Al-Nusra shoots down war plane in Syria's Aleppo


A Su-22 warplane was shot down on Tuesday by al-Qaida affiliated al-Nusra in Al-Eis district located south of the Syrian city of Aleppo where insurgents are battling Assad forces backed by allied militias, the Syrian Observatory for Human Rights said.

The monitor said a plume of smoke was seen as the plane caught fire before it fell in the Talat al-Iss highland where rebels have come under heavy bombardment by Syrian and Russian jets after they captured the area this week.

The fate of the pilot was not known, the British-based monitor said.

Videos downloaded on social media also showed footage of the plane and pictures of the wreckage of a burnt plane surrounded by rebels.

In a later statement, Syria's Assad regime on Tuesday admitted that one of its warplanes had been shot down over the countryside of the northern Aleppo province.

On Tuesday afternoon, the regime's official SANA news agency quoted an unnamed military source as saying that a regime warplane had been "struck by a surface-to-air missile while carrying out a reconnaissance mission over Aleppo, causing it to crash".

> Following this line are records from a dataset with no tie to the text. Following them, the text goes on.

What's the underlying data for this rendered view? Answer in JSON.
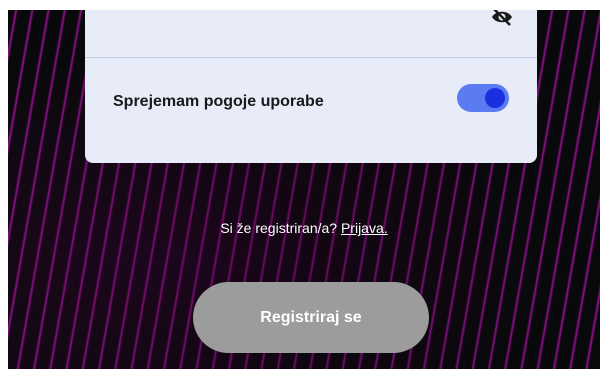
{
  "card": {
    "password_visibility_icon": "eye-off-icon",
    "terms_label": "Sprejemam pogoje uporabe",
    "terms_accepted": true
  },
  "login_prompt": {
    "text": "Si že registriran/a?",
    "link": "Prijava."
  },
  "register_button": {
    "label": "Registriraj se"
  },
  "colors": {
    "card_bg": "#e8ecf8",
    "toggle_track": "#5b7cf0",
    "toggle_knob": "#1a2fe0",
    "button_bg": "#9c9c9c",
    "background_accent": "#b01aa8"
  }
}
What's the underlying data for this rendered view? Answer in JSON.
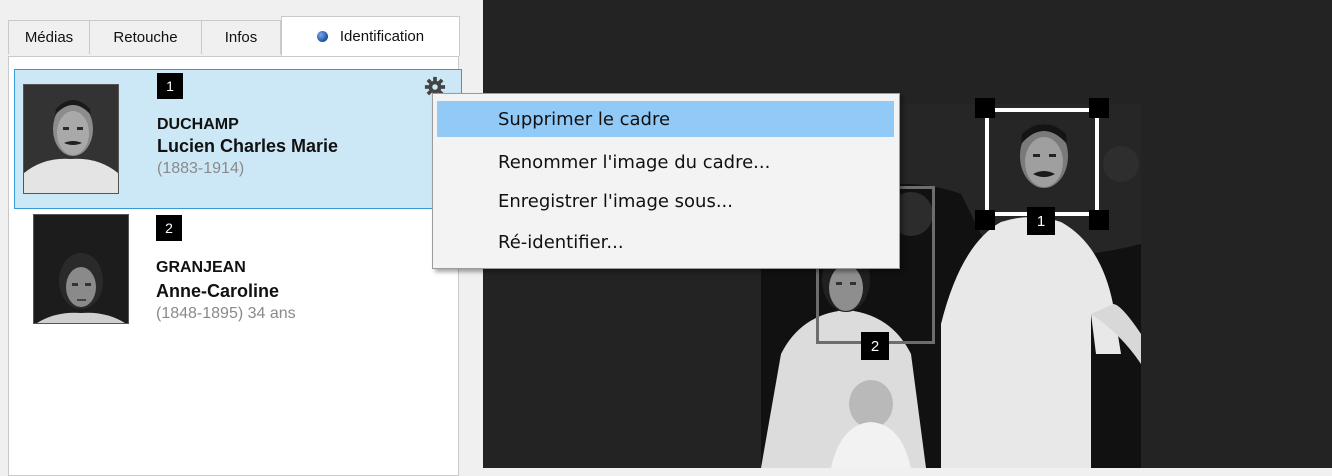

Local sources told Anadolu Agency that opposition fighters had targeted the warplane -- which had been conducting airstrikes in Al-Eis -- with heavy machinegun-fire, causing it to crash in opposition-held territory.

The same sources said the pilot had ejected from the doomed plane and descended by parachute before being detained by opposition fighters, who, they claimed, had taken him to a hospital for treatment.

Syrian opposition forces captured the strategic Al-Eis district earlier this week after fierce battles with regime forces and pro-regime militias.

For the last several weeks, Aleppo's southern countryside has seen fierce fighting between regime forces and armed opposition factions.

Aerial supremacy has been a major advantage for the Assad army that has been battling insurgents seeking to overthrow the Assad regime.

Foreign-backed rebels have long demanded anti-aircraft weapons to offset the impact of devastating aerial raids by Syrian forces and since September Russian planes, but their backers have been wary of delivering weapons that could fall into the hands of hardline groups.

A fragile "cessation of hostilities" truce has held in Syria for over a month as the various parties try to negotiate an end to the five-year-old civil war.

But the truce excludes Daesh and Nusra Front, and air and land attacks by Syrian and allied forces continue in parts of Syria where the Assad regime says the groups are present.